By Elizabeth Howcroft
PARIS (Reuters) -European shares fell on Friday and the downturn looked set to continue on Wall Street, extending a selloff as traders worried about tech stock valuations.
U.S. jobs data presented a mixed picture, adding to traders’ uncertainty and diminishing hopes that the Federal Reserve will cut rates again this year.
Technology stocks led Wall Street sharply lower on Thursday with a positive earnings report from chipmaker Nvidia not enough to dispel fears about an AI-fuelled market bubble. The downturn continued during Friday’s Asian trading, as investors dumped riskier assets.
At 1219 GMT, the MSCI World Equity Index was down 0.5% and on track for a 3.2% weekly drop, its biggest drop since March.
The pan-European STOXX 600 was down 0.8% and London’s FTSE 100 was down 0.4%.
Wall Street futures also fell. S&P 500 futures were down 0.2%, and Nasdaq futures were down 0.5%.
‘HIGHLY COUNTERINTUITIVE’ MOVES
Already under pressure from the wider downturn, European defence shares fell to their lowest since early September, after Ukraine’s president said he was ready for “honest” work on a U.S.-backed plan to end the war. The Russian rouble also hit a five-week high on renewed expectations of a peace plan.
Thursday’s delayed U.S. jobs data showed that employment growth accelerated in September but the jobless rate was at its highest in four years.
Hani Redha, a portfolio manager at PineBridge Investments, called the market reaction to the jobs data and Nvidia earnings “highly counterintuitive”.
“I would primarily put this down to stretched positioning and heightened sensitivity to this AI bubble talk, which I think is overblown,” he said, adding that there are parts of the market which are justifiably under pressure and not supported by fundamentals.
“It may be that Nvidia was a kind of an ATM machine yesterday – people selling what they can, to book gains, to cover for speculative losses elsewhere.”
Global markets have been driven to record highs by an AI investment frenzy, but some market participants are becoming concerned about the risk of massive spending not translating into meaningful progress. Alphabet’s CEO Sundar Pichai earlier this week said that no company would be unaffected if the AI boom collapses.

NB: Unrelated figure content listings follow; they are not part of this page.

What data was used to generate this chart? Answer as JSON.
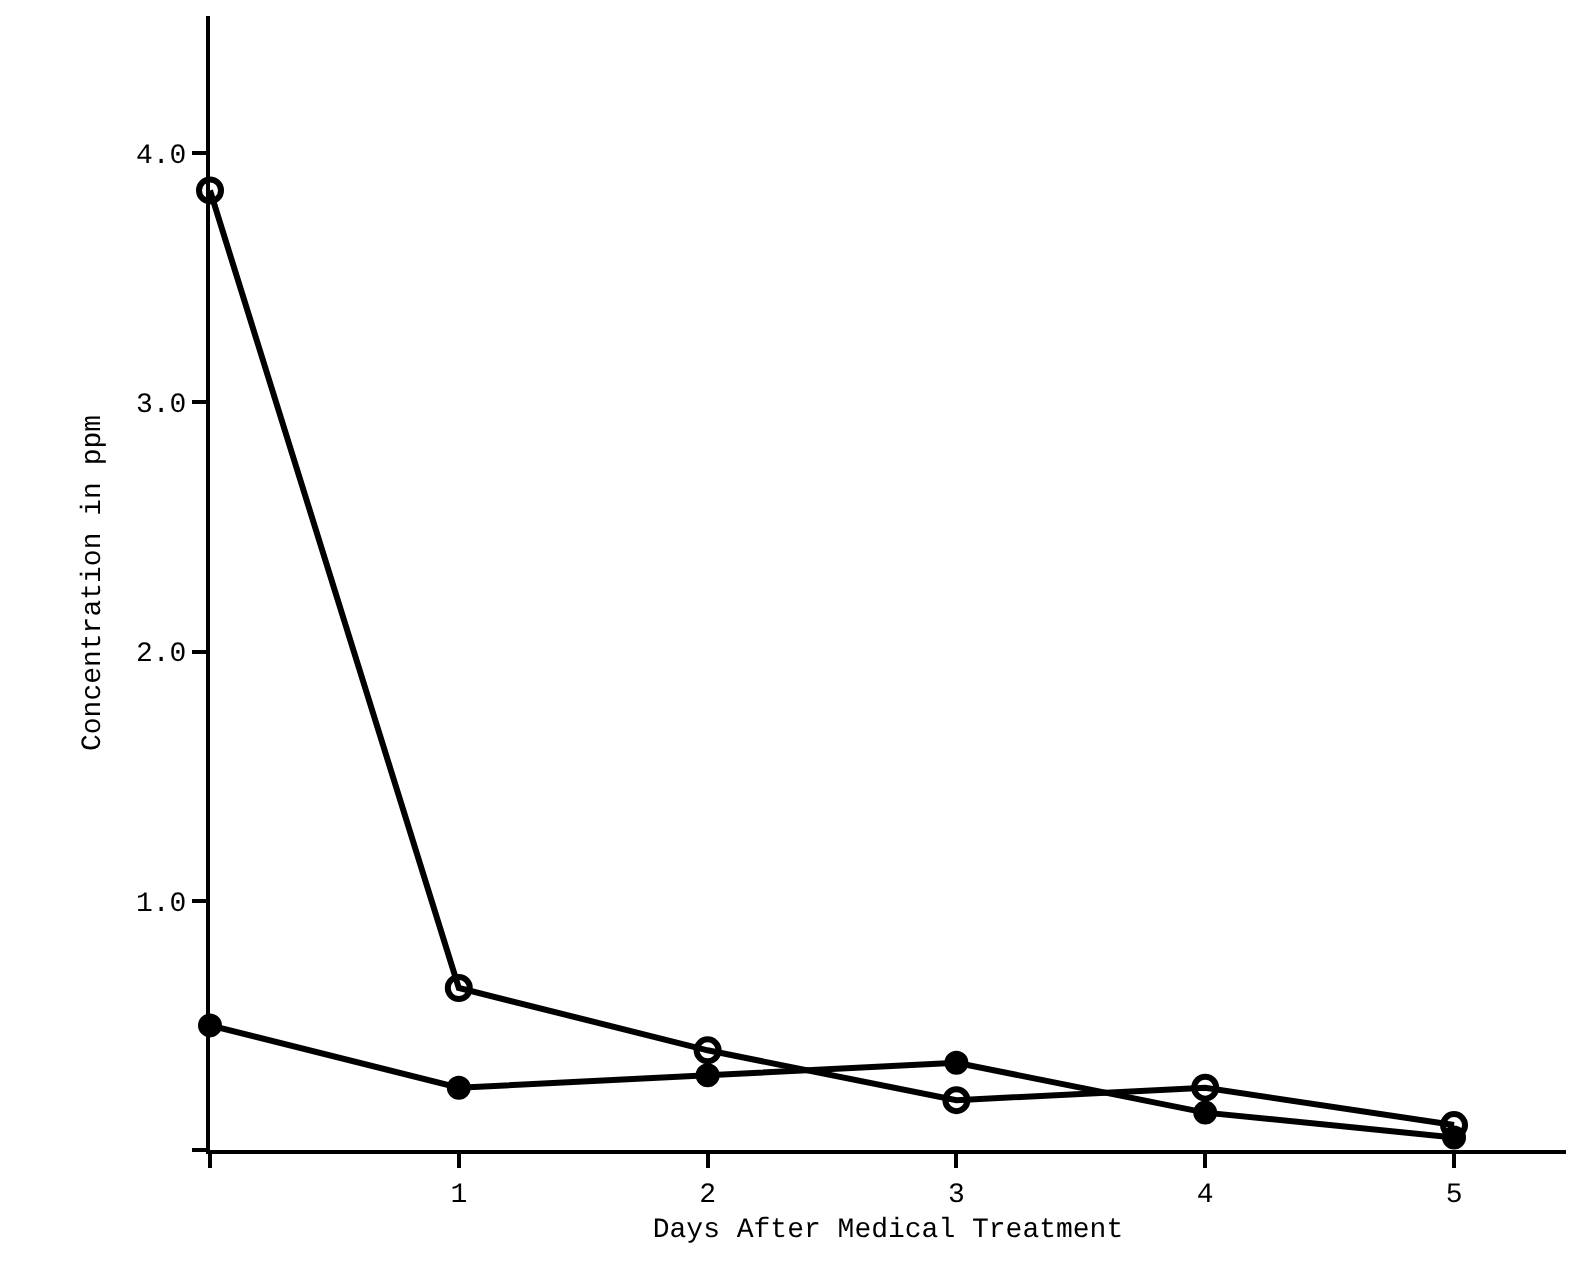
{
  "chart_data": {
    "type": "line",
    "xlabel": "Days After Medical Treatment",
    "ylabel": "Concentration in ppm",
    "x": [
      0,
      1,
      2,
      3,
      4,
      5
    ],
    "series": [
      {
        "color": "#000000",
        "marker": "circle-open",
        "values": [
          3.85,
          0.65,
          0.4,
          0.2,
          0.25,
          0.1
        ]
      },
      {
        "color": "#000000",
        "marker": "circle",
        "values": [
          0.5,
          0.25,
          0.3,
          0.35,
          0.15,
          0.05
        ]
      }
    ],
    "xlim": [
      0,
      5.45
    ],
    "xticks": [
      {
        "value": 0,
        "label": null
      },
      1,
      2,
      3,
      4,
      5
    ],
    "ylim": [
      0,
      4.55
    ],
    "yticks": [
      {
        "value": 0,
        "label": null
      },
      {
        "value": 1,
        "label": "1.0"
      },
      {
        "value": 2,
        "label": "2.0"
      },
      {
        "value": 3,
        "label": "3.0"
      },
      {
        "value": 4,
        "label": "4.0"
      }
    ],
    "grid": false,
    "legend": false,
    "line_style": "solid"
  }
}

Still, global equity funds attracted net inflows for the ninth week in a row, in the week up to November 19, data showed. Investors are still expecting further AI-driven gains.
“AI remains a key driver of equity markets. We expect rising capex and accelerating adoption to push AI-linked stocks higher in the year ahead,” said UBS’s chief investment officer Mark Haefele in a monthly note.
YEN BOOSTED BY VERBAL INTERVENTION
Japan’s finance minister, Satsuki Katayama, said that intervention in the yen was a possibility, in her strongest comments so far about the currency, which has fallen around 6% since Prime Minister Sanae Takaichi was elected leader of her party.
The yen found some support after the comments, and was at 156.84 per dollar, still within reach of Thursday’s 10-month low of 157.9.
Japan’s cabinet approved an economic stimulus package worth around $135 billion.
The euro was steady at $1.1497 and the dollar index also little changed at 100.39, set for a 0.2% weekly gain.
Euro zone bond yields fell, with the benchmark 10-year German Bund yield retreating from a six-week high, down 4 basis points at 2.6838%.
Euro zone business activity grew steadily this month, PMI data showed.
Oil prices fell for the third day running, as the U.S. push for a Russia-Ukraine deal to end the war raised the possibility of more oil supplies being brought onto the market.
Bitcoin fell to a seven-month low of $81,668.
Gold was down 0.7% at $4,047.46 per ounce.